Shabnam Mulani, 39, is a woman police constable who wants to better her understanding of law as it will aid her in her job. But what stands in her way is the age bar newly introduced by the Bar Council of India (BCI) for law college admissions.
Mulani, who has a post-graduate qualification in psychiatric social work, wished to study law and sought admission to the GJ Advani law college in Bandra last year. Mulani, however, is the breadwinner in her family and has two children to support. Unable to pay the course fees in time last year, she lost out on the admission though she was considered eligible for it.
However, the BCI on September 14, 2008 passed a resolution introducing an age limit for admissions to law courses. As per the new rule, no candidate above the age of 20 would be admitted to the five-year LLB course, which students opt for after Class XII. And nobody above 30 years of age will be allowed to join the post-graduate three-year LLB course.
Mulani’s hopes of studying law this year were thwarted by the BCI resolution as she had exceeded the age limit. In her petition, Mulani states the age bar deprives her and others like her of their fundamental right, and scuttles their intellectual and educational growth.
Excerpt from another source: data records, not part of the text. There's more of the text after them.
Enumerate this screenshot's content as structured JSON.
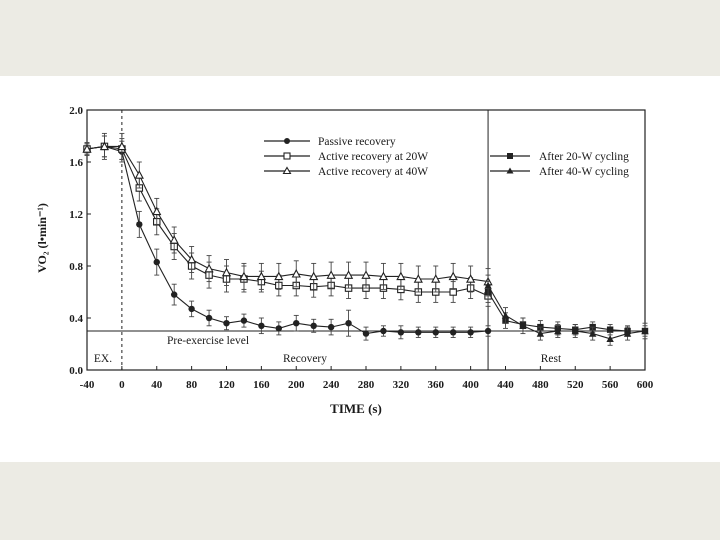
{
  "chart_data": {
    "type": "line",
    "title": "",
    "xlabel": "TIME (s)",
    "ylabel": "VO₂ (l•min⁻¹)",
    "xlim": [
      -40,
      600
    ],
    "ylim": [
      0.0,
      2.0
    ],
    "x_ticks": [
      "-40",
      "0",
      "40",
      "80",
      "120",
      "160",
      "200",
      "240",
      "280",
      "320",
      "360",
      "400",
      "440",
      "480",
      "520",
      "560",
      "600"
    ],
    "y_ticks": [
      "0.0",
      "0.4",
      "0.8",
      "1.2",
      "1.6",
      "2.0"
    ],
    "grid": false,
    "legend_position": "top-center",
    "legend_right_position": "top-right",
    "phase_labels": {
      "ex": "EX.",
      "recovery": "Recovery",
      "rest": "Rest"
    },
    "baseline_label": "Pre-exercise level",
    "baseline_value": 0.3,
    "vertical_lines_x": [
      0,
      420
    ],
    "series": [
      {
        "name": "Passive recovery",
        "marker": "filled-circle",
        "x": [
          -40,
          -20,
          0,
          20,
          40,
          60,
          80,
          100,
          120,
          140,
          160,
          180,
          200,
          220,
          240,
          260,
          280,
          300,
          320,
          340,
          360,
          380,
          400,
          420
        ],
        "values": [
          1.7,
          1.72,
          1.68,
          1.12,
          0.83,
          0.58,
          0.47,
          0.4,
          0.36,
          0.38,
          0.34,
          0.32,
          0.36,
          0.34,
          0.33,
          0.36,
          0.28,
          0.3,
          0.29,
          0.29,
          0.29,
          0.29,
          0.29,
          0.3
        ],
        "errors": [
          0.05,
          0.1,
          0.08,
          0.1,
          0.1,
          0.08,
          0.06,
          0.06,
          0.05,
          0.05,
          0.06,
          0.05,
          0.06,
          0.05,
          0.06,
          0.1,
          0.05,
          0.04,
          0.05,
          0.04,
          0.04,
          0.04,
          0.04,
          0.04
        ]
      },
      {
        "name": "Active recovery at 20W",
        "marker": "open-square",
        "x": [
          -40,
          -20,
          0,
          20,
          40,
          60,
          80,
          100,
          120,
          140,
          160,
          180,
          200,
          220,
          240,
          260,
          280,
          300,
          320,
          340,
          360,
          380,
          400,
          420
        ],
        "values": [
          1.7,
          1.72,
          1.7,
          1.4,
          1.14,
          0.95,
          0.8,
          0.73,
          0.7,
          0.7,
          0.68,
          0.65,
          0.65,
          0.64,
          0.65,
          0.63,
          0.63,
          0.63,
          0.62,
          0.6,
          0.6,
          0.6,
          0.63,
          0.57
        ],
        "errors": [
          0.04,
          0.08,
          0.08,
          0.1,
          0.1,
          0.1,
          0.1,
          0.1,
          0.1,
          0.1,
          0.08,
          0.08,
          0.08,
          0.08,
          0.08,
          0.08,
          0.08,
          0.08,
          0.08,
          0.08,
          0.08,
          0.08,
          0.08,
          0.08
        ]
      },
      {
        "name": "Active recovery at 40W",
        "marker": "open-triangle",
        "x": [
          -40,
          -20,
          0,
          20,
          40,
          60,
          80,
          100,
          120,
          140,
          160,
          180,
          200,
          220,
          240,
          260,
          280,
          300,
          320,
          340,
          360,
          380,
          400,
          420
        ],
        "values": [
          1.7,
          1.72,
          1.72,
          1.5,
          1.22,
          1.0,
          0.85,
          0.78,
          0.75,
          0.72,
          0.72,
          0.72,
          0.74,
          0.72,
          0.73,
          0.73,
          0.73,
          0.72,
          0.72,
          0.7,
          0.7,
          0.72,
          0.7,
          0.68
        ],
        "errors": [
          0.04,
          0.08,
          0.1,
          0.1,
          0.1,
          0.1,
          0.1,
          0.1,
          0.1,
          0.1,
          0.1,
          0.1,
          0.1,
          0.1,
          0.1,
          0.1,
          0.1,
          0.1,
          0.1,
          0.1,
          0.1,
          0.1,
          0.1,
          0.1
        ]
      },
      {
        "name": "After 20-W cycling",
        "marker": "filled-square",
        "x": [
          420,
          440,
          460,
          480,
          500,
          520,
          540,
          560,
          580,
          600
        ],
        "values": [
          0.6,
          0.38,
          0.35,
          0.33,
          0.32,
          0.31,
          0.33,
          0.31,
          0.3,
          0.3
        ],
        "errors": [
          0.08,
          0.06,
          0.05,
          0.05,
          0.05,
          0.04,
          0.04,
          0.04,
          0.04,
          0.04
        ]
      },
      {
        "name": "After 40-W cycling",
        "marker": "filled-triangle",
        "x": [
          420,
          440,
          460,
          480,
          500,
          520,
          540,
          560,
          580,
          600
        ],
        "values": [
          0.65,
          0.42,
          0.34,
          0.28,
          0.3,
          0.3,
          0.28,
          0.24,
          0.28,
          0.3
        ],
        "errors": [
          0.08,
          0.06,
          0.06,
          0.05,
          0.05,
          0.05,
          0.05,
          0.05,
          0.05,
          0.06
        ]
      }
    ]
  }
}
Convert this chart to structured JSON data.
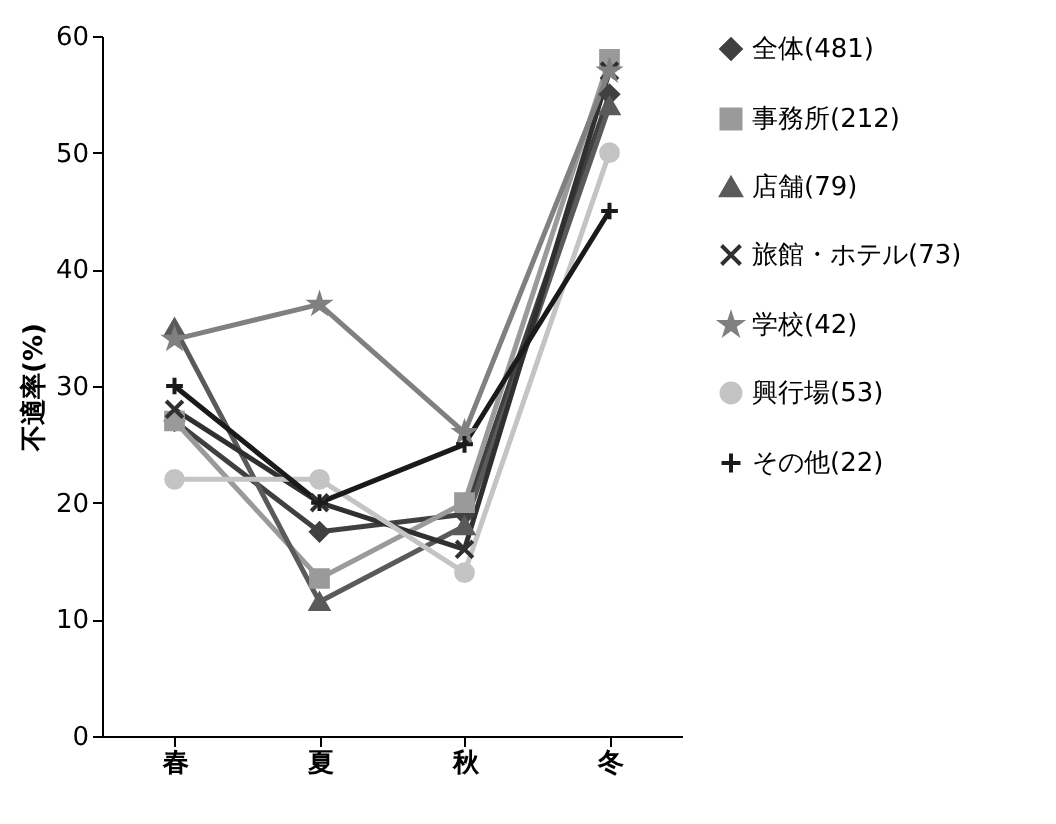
{
  "chart_data": {
    "type": "line",
    "ylabel": "不適率(%)",
    "categories": [
      "春",
      "夏",
      "秋",
      "冬"
    ],
    "ylim": [
      0,
      60
    ],
    "yticks": [
      0,
      10,
      20,
      30,
      40,
      50,
      60
    ],
    "grid": false,
    "legend": "right",
    "line_style": "solid",
    "series": [
      {
        "name": "全体(481)",
        "color": "#404040",
        "marker": "diamond",
        "values": [
          27,
          17.5,
          19,
          55
        ]
      },
      {
        "name": "事務所(212)",
        "color": "#9a9a9a",
        "marker": "square",
        "values": [
          27,
          13.5,
          20,
          58
        ]
      },
      {
        "name": "店舗(79)",
        "color": "#5a5a5a",
        "marker": "triangle",
        "values": [
          35,
          11.5,
          18,
          54
        ]
      },
      {
        "name": "旅館・ホテル(73)",
        "color": "#303030",
        "marker": "cross",
        "values": [
          28,
          20,
          16,
          57
        ]
      },
      {
        "name": "学校(42)",
        "color": "#808080",
        "marker": "star",
        "values": [
          34,
          37,
          26,
          57
        ]
      },
      {
        "name": "興行場(53)",
        "color": "#c4c4c4",
        "marker": "circle",
        "values": [
          22,
          22,
          14,
          50
        ]
      },
      {
        "name": "その他(22)",
        "color": "#1a1a1a",
        "marker": "plus",
        "values": [
          30,
          20,
          25,
          45
        ]
      }
    ]
  }
}
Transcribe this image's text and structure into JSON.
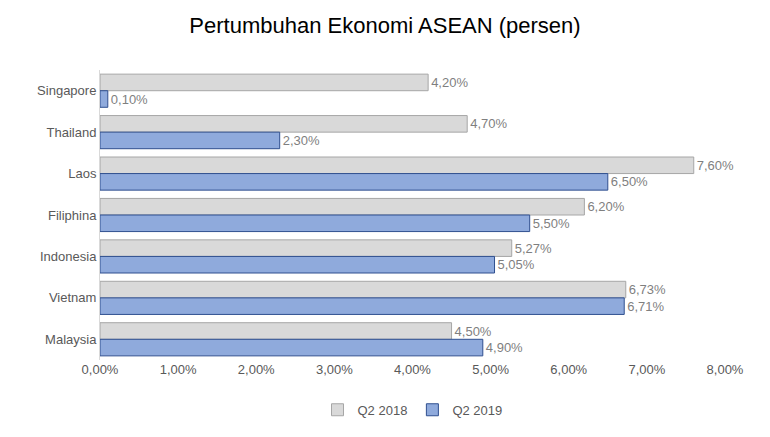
{
  "chart_data": {
    "type": "bar",
    "title": "Pertumbuhan Ekonomi ASEAN (persen)",
    "orientation": "horizontal",
    "categories": [
      "Singapore",
      "Thailand",
      "Laos",
      "Filiphina",
      "Indonesia",
      "Vietnam",
      "Malaysia"
    ],
    "series": [
      {
        "name": "Q2 2018",
        "color": "#d9d9d9",
        "values": [
          4.2,
          4.7,
          7.6,
          6.2,
          5.27,
          6.73,
          4.5
        ],
        "value_labels": [
          "4,20%",
          "4,70%",
          "7,60%",
          "6,20%",
          "5,27%",
          "6,73%",
          "4,50%"
        ]
      },
      {
        "name": "Q2 2019",
        "color": "#8faadc",
        "values": [
          0.1,
          2.3,
          6.5,
          5.5,
          5.05,
          6.71,
          4.9
        ],
        "value_labels": [
          "0,10%",
          "2,30%",
          "6,50%",
          "5,50%",
          "5,05%",
          "6,71%",
          "4,90%"
        ]
      }
    ],
    "xlim": [
      0,
      8
    ],
    "xticks": [
      {
        "value": 0,
        "label": "0,00%"
      },
      {
        "value": 1,
        "label": "1,00%"
      },
      {
        "value": 2,
        "label": "2,00%"
      },
      {
        "value": 3,
        "label": "3,00%"
      },
      {
        "value": 4,
        "label": "4,00%"
      },
      {
        "value": 5,
        "label": "5,00%"
      },
      {
        "value": 6,
        "label": "6,00%"
      },
      {
        "value": 7,
        "label": "7,00%"
      },
      {
        "value": 8,
        "label": "8,00%"
      }
    ],
    "grid": false,
    "legend": "bottom",
    "data_labels": true
  }
}
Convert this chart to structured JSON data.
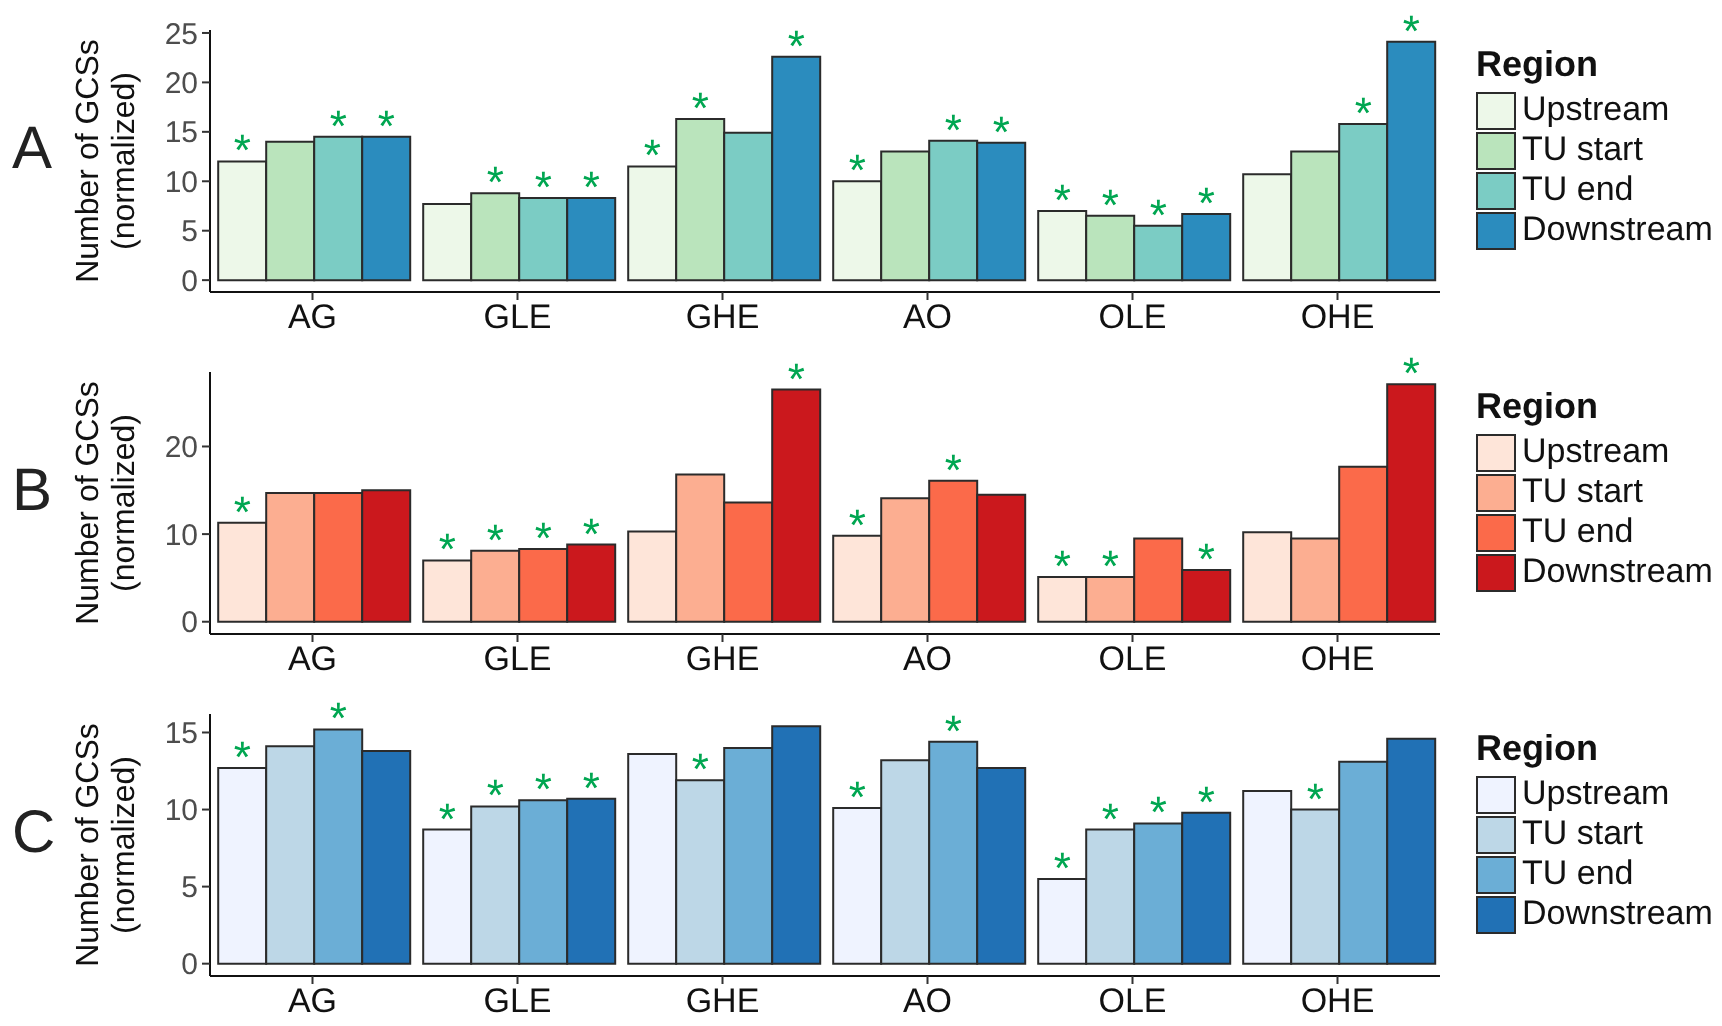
{
  "chart_data": [
    {
      "type": "bar",
      "title": "A",
      "ylabel": "Number of GCSs\n(normalized)",
      "legend_title": "Region",
      "legend": "right",
      "categories": [
        "AG",
        "GLE",
        "GHE",
        "AO",
        "OLE",
        "OHE"
      ],
      "ylim": [
        -1.2,
        25.3
      ],
      "yticks": [
        0,
        5,
        10,
        15,
        20,
        25
      ],
      "series": [
        {
          "name": "Upstream",
          "color": "#edf8e9",
          "values": [
            12.0,
            7.7,
            11.5,
            10.0,
            7.0,
            10.7
          ],
          "value_labels": [
            "*",
            null,
            "*",
            "*",
            "*",
            null
          ]
        },
        {
          "name": "TU start",
          "color": "#bae4bc",
          "values": [
            14.0,
            8.8,
            16.3,
            13.0,
            6.5,
            13.0
          ],
          "value_labels": [
            null,
            "*",
            "*",
            null,
            "*",
            null
          ]
        },
        {
          "name": "TU end",
          "color": "#7bccc4",
          "values": [
            14.5,
            8.3,
            14.9,
            14.1,
            5.5,
            15.8
          ],
          "value_labels": [
            "*",
            "*",
            null,
            "*",
            "*",
            "*"
          ]
        },
        {
          "name": "Downstream",
          "color": "#2b8cbe",
          "values": [
            14.5,
            8.3,
            22.6,
            13.9,
            6.7,
            24.1
          ],
          "value_labels": [
            "*",
            "*",
            "*",
            "*",
            "*",
            "*"
          ]
        }
      ]
    },
    {
      "type": "bar",
      "title": "B",
      "ylabel": "Number of GCSs\n(normalized)",
      "legend_title": "Region",
      "legend": "right",
      "categories": [
        "AG",
        "GLE",
        "GHE",
        "AO",
        "OLE",
        "OHE"
      ],
      "ylim": [
        -1.4,
        28.5
      ],
      "yticks": [
        0,
        10,
        20
      ],
      "series": [
        {
          "name": "Upstream",
          "color": "#fee5d9",
          "values": [
            11.3,
            7.0,
            10.3,
            9.8,
            5.1,
            10.2
          ],
          "value_labels": [
            "*",
            "*",
            null,
            "*",
            "*",
            null
          ]
        },
        {
          "name": "TU start",
          "color": "#fcae91",
          "values": [
            14.7,
            8.1,
            16.8,
            14.1,
            5.1,
            9.5
          ],
          "value_labels": [
            null,
            "*",
            null,
            null,
            "*",
            null
          ]
        },
        {
          "name": "TU end",
          "color": "#fb6a4a",
          "values": [
            14.7,
            8.3,
            13.6,
            16.1,
            9.5,
            17.7
          ],
          "value_labels": [
            null,
            "*",
            null,
            "*",
            null,
            null
          ]
        },
        {
          "name": "Downstream",
          "color": "#cb181d",
          "values": [
            15.0,
            8.8,
            26.5,
            14.5,
            5.9,
            27.1
          ],
          "value_labels": [
            null,
            "*",
            "*",
            null,
            "*",
            "*"
          ]
        }
      ]
    },
    {
      "type": "bar",
      "title": "C",
      "ylabel": "Number of GCSs\n(normalized)",
      "legend_title": "Region",
      "legend": "right",
      "categories": [
        "AG",
        "GLE",
        "GHE",
        "AO",
        "OLE",
        "OHE"
      ],
      "ylim": [
        -0.8,
        16.2
      ],
      "yticks": [
        0,
        5,
        10,
        15
      ],
      "series": [
        {
          "name": "Upstream",
          "color": "#eff3ff",
          "values": [
            12.7,
            8.7,
            13.6,
            10.1,
            5.5,
            11.2
          ],
          "value_labels": [
            "*",
            "*",
            null,
            "*",
            "*",
            null
          ]
        },
        {
          "name": "TU start",
          "color": "#bdd7e7",
          "values": [
            14.1,
            10.2,
            11.9,
            13.2,
            8.7,
            10.0
          ],
          "value_labels": [
            null,
            "*",
            "*",
            null,
            "*",
            "*"
          ]
        },
        {
          "name": "TU end",
          "color": "#6baed6",
          "values": [
            15.2,
            10.6,
            14.0,
            14.4,
            9.1,
            13.1
          ],
          "value_labels": [
            "*",
            "*",
            null,
            "*",
            "*",
            null
          ]
        },
        {
          "name": "Downstream",
          "color": "#2171b5",
          "values": [
            13.8,
            10.7,
            15.4,
            12.7,
            9.8,
            14.6
          ],
          "value_labels": [
            null,
            "*",
            null,
            null,
            "*",
            null
          ]
        }
      ]
    }
  ]
}
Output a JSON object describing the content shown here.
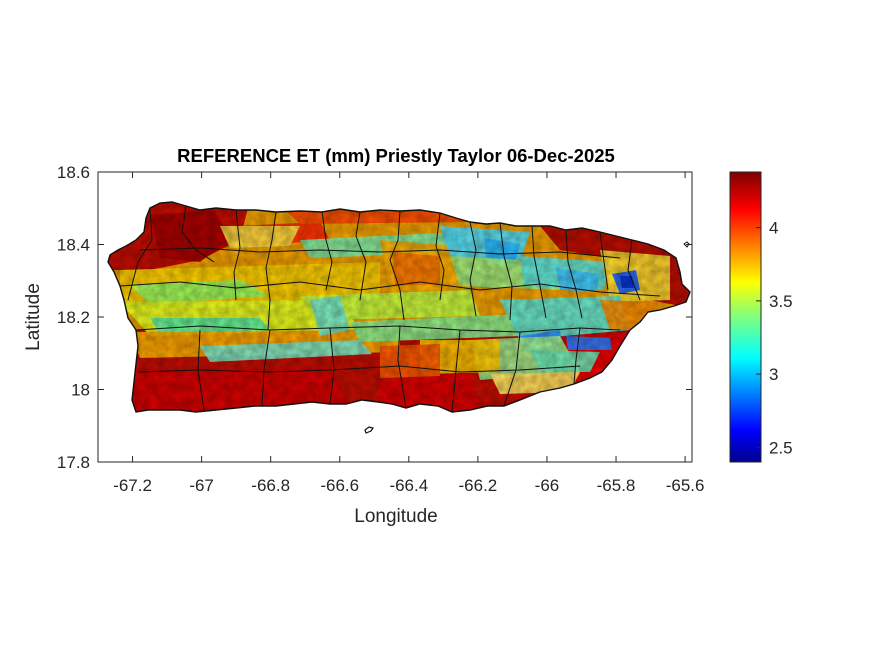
{
  "title": "REFERENCE ET (mm) Priestly Taylor 06-Dec-2025",
  "xlabel": "Longitude",
  "ylabel": "Latitude",
  "x_ticks": [
    -67.2,
    -67,
    -66.8,
    -66.6,
    -66.4,
    -66.2,
    -66,
    -65.8,
    -65.6
  ],
  "x_tick_labels": [
    "-67.2",
    "-67",
    "-66.8",
    "-66.6",
    "-66.4",
    "-66.2",
    "-66",
    "-65.8",
    "-65.6"
  ],
  "y_ticks": [
    17.8,
    18,
    18.2,
    18.4,
    18.6
  ],
  "y_tick_labels": [
    "17.8",
    "18",
    "18.2",
    "18.4",
    "18.6"
  ],
  "xlim": [
    -67.3,
    -65.58
  ],
  "ylim": [
    17.8,
    18.6
  ],
  "colorbar": {
    "colormap": "jet",
    "min": 2.4,
    "max": 4.38,
    "ticks": [
      2.5,
      3,
      3.5,
      4
    ],
    "tick_labels": [
      "2.5",
      "3",
      "3.5",
      "4"
    ]
  }
}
Mulani’s advocate Mahesh Vaswani said, “The BCI does not have the power to decide the law college syllabus or the age for admission. This power is vested only with the university. The BCI can only decide the code of conduct for practicing advocates.”
Calling the decision to impose the age bar “ridiculous, vague, arbitrary, senseless, and absolutely unjust besides being unconstitutional,” Mulani has urged the court to quash the BCI resolution of September 2008. Vaswani said he will mention the case before court on Monday and seek a date for hearing the following week.